# PBS Audio on AMC3



## decryptr (Mar 14, 2007)

Montana PBS is fine

However there are several other listings,
for other PBS channels, and there is no audio on them. 

Have tried different APID, no change. Signal Level and Quality is good.

Just touching bases, in case anyone has different APID, as I have
tried all the listings from ftalist.com

Thanks for the forum, great info.


----------



## FTA Michael (Jul 21, 2002)

Those other PBS channels on AMC3 use Dolby Digital AC3 audio, as do a few other stations here and there. (http://en.wikipedia.org/wiki/Dolby_Digital) The only way to listen to them is to pass the audio signal through to a Dolby Digital receiver.


----------



## decryptr (Mar 14, 2007)

Thanks much for the information regarding Dolby Audio on PBS.

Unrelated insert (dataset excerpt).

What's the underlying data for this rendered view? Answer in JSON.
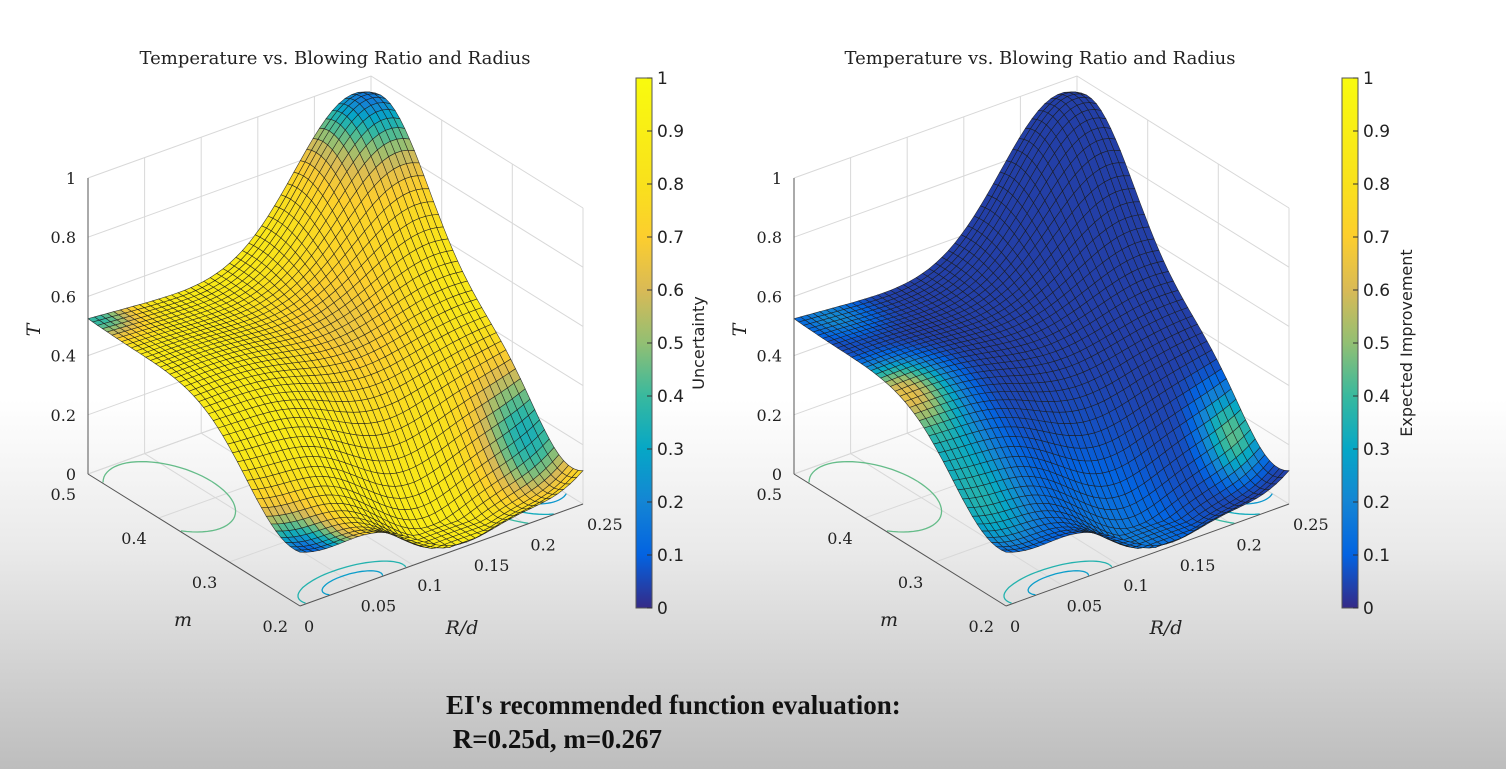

Do you know of any inexpensive receivers that can be used via
the SPDIF output of the Mercury II Satellite Receiver.

No problem if you don't, as I can always watch Montana PBS.

thanks again.


----------



## FTA Michael (Jul 21, 2002)

Dolby-equipped home theater receivers keep coming down in price; a quick glance at the Best Buy site shows one at less than $120. If you really want a standalone solution, some of the old Sound Blaster Audigy external units convert from SPDIF Dolby to regular stereo.


----------